Fr. Philippe Cuvier • Dans mon cas, j’essaie que le montage de la sonorisation soit fait avant, avec le concours et le support technique de ceux qui peuvent m’aider, car je ne vaux pas un caramel en technologie : je ne suis bon qu’en couture, bricolage, manipulation. Quant au bruitage, je ne propose pas des cris d’animaux, mais des bruits d’ambiance, de nature... Quand on est en train de jouer, on n’a pas le temps de s’occuper d’autre chose. Comme je suis seul et limité, j’ai besoin que le montage soit réalisé par des anciens de mon groupe de jeunes. Ils ont commencé avec moi en 1990, ils ont pris le virus, au point que quelques-uns continuent à offrir des spectacles dans les festivals, du côté d’Avignon.
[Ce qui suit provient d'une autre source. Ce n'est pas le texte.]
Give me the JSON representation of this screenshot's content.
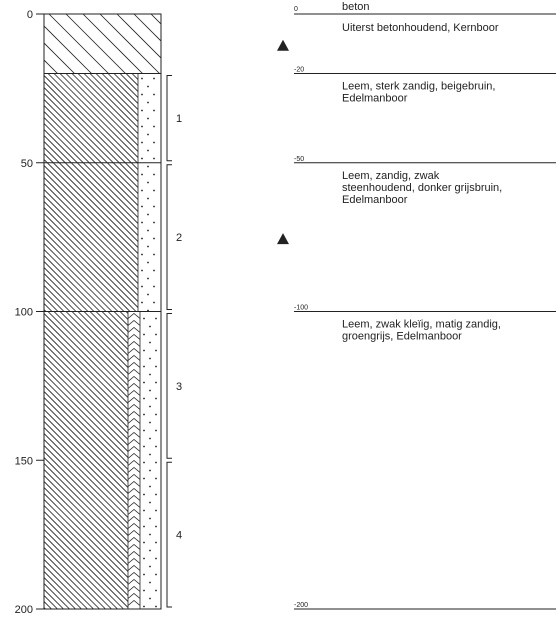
{
  "axis": {
    "ticks": [
      {
        "depth": 0,
        "label": "0"
      },
      {
        "depth": 50,
        "label": "50"
      },
      {
        "depth": 100,
        "label": "100"
      },
      {
        "depth": 150,
        "label": "150"
      },
      {
        "depth": 200,
        "label": "200"
      }
    ],
    "max_depth": 200
  },
  "column_layers": [
    {
      "top": 0,
      "bottom": 20,
      "fill": "coarse-hatch"
    },
    {
      "top": 20,
      "bottom": 50,
      "fill": "fine-hatch-sand"
    },
    {
      "top": 50,
      "bottom": 100,
      "fill": "fine-hatch-sand"
    },
    {
      "top": 100,
      "bottom": 200,
      "fill": "fine-hatch-clay-sand"
    }
  ],
  "samples": [
    {
      "label": "1",
      "top": 20,
      "bottom": 50
    },
    {
      "label": "2",
      "top": 50,
      "bottom": 100
    },
    {
      "label": "3",
      "top": 100,
      "bottom": 150
    },
    {
      "label": "4",
      "top": 150,
      "bottom": 200
    }
  ],
  "triangles": [
    {
      "depth": 10
    },
    {
      "depth": 75
    }
  ],
  "descriptions": [
    {
      "depth_label": "0",
      "depth": 0,
      "lines": [
        "beton"
      ]
    },
    {
      "depth_label": "",
      "depth": 0,
      "lines": [
        "Uiterst betonhoudend, Kernboor"
      ]
    },
    {
      "depth_label": "-20",
      "depth": 20,
      "lines": [
        "Leem, sterk zandig, beigebruin,",
        "Edelmanboor"
      ]
    },
    {
      "depth_label": "-50",
      "depth": 50,
      "lines": [
        "Leem, zandig, zwak",
        "steenhoudend, donker grijsbruin,",
        "Edelmanboor"
      ]
    },
    {
      "depth_label": "-100",
      "depth": 100,
      "lines": [
        "Leem, zwak kleïig, matig zandig,",
        "groengrijs, Edelmanboor"
      ]
    },
    {
      "depth_label": "-200",
      "depth": 200,
      "lines": []
    }
  ],
  "colors": {
    "ink": "#222222",
    "background": "#ffffff"
  }
}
Vs Cs • Y a-t-il des publics totalement rétifs aux marionnettes ?
Fr. Philippe Cuvier • Je n’en ai jamais eu. Les gens peuvent arriver avec un a priori : la marionnette, c’est du guignol ; mais ils passent vite à autre chose, au-dessus. Pourquoi ? C’est la magie des marionnettes, parce que leur spectacle est toujours beau. Et quand quelque chose est beau, les gens y sont sensibles. C’est peut-être aussi le cas de certaines animations, que j’admire sans y atteindre. Mais ici, c’est le concours des capacités de chacun qui est mis en œuvre – ça ne tient qu’à un fil, une marionnette...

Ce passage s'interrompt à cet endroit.